Academic background
- Education: University of Western Ontario (BS) University of British Columbia (MS) University of Toronto (PhD)
- Thesis: The Design and Evaluation of Multiple Interfaces: A Solution for Complex Software
- Doctoral advisor: Ronald Baecker

Academic work
- Sub-discipline: Human–computer interaction Adaptive user interfaces Universal usability
- Institutions: University of British Columbia

= Joanna McGrenere =

Canadian computer scientist

Joanna McGrenere is a Canadian computer scientist specializing in human–computer interaction, adaptive user interfaces, and universal usability.
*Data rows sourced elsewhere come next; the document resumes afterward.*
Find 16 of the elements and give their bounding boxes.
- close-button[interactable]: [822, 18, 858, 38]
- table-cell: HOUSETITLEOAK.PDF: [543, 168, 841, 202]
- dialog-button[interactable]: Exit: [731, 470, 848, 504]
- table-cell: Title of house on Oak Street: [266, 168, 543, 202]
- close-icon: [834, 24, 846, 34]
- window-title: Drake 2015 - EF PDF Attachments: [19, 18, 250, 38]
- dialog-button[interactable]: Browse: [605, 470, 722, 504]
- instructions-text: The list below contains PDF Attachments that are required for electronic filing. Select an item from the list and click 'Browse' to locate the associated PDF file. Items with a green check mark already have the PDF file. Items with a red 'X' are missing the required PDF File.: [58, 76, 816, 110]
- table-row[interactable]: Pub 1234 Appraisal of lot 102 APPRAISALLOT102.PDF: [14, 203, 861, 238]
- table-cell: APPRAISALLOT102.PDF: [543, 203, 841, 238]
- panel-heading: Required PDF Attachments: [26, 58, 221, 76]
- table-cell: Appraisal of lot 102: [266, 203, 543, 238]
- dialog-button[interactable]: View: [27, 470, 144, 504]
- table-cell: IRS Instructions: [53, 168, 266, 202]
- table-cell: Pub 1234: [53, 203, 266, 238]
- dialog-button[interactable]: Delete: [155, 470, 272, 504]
She is a professor of computer science at the University of British Columbia.

==Education==
McGrenere earned a Bachelor of Science degree in computer science University of Western Ontario in 1993. She earned a master's degree in 1996 at the University of British Columbia and completing her Ph.D. in 2002 at the University of Toronto. Her dissertation, The Design and Evaluation of Multiple Interfaces: A Solution for Complex Software, was jointly supervised by Ronald Baecker and Kellogg S. Booth.

== Career ==
After earning her bachelor's degree, McGrenere briefly worked at IBM. Upon completing her doctorate, she joined the University of British Columbia as an assistant professor in 2002. She was promoted to full professor in 2013.
At the University of British Columbia, her notable doctoral students have included Leah Findlater and Karyn Moffat.

== Awards and honors==
In 2004, McGrenere became the inaugural winner of the Borg Early Career Award of the Computing Research Association. In 2011, the Canadian Association of Computer Science gave McGrenere their Outstanding Young Computer Science Researcher Award.

McGrenere was elected to the College of New Scholars, Artists and Scientists of the Royal Society of Canada in 2017. In 2024, she was elected an ACM Distinguished Member.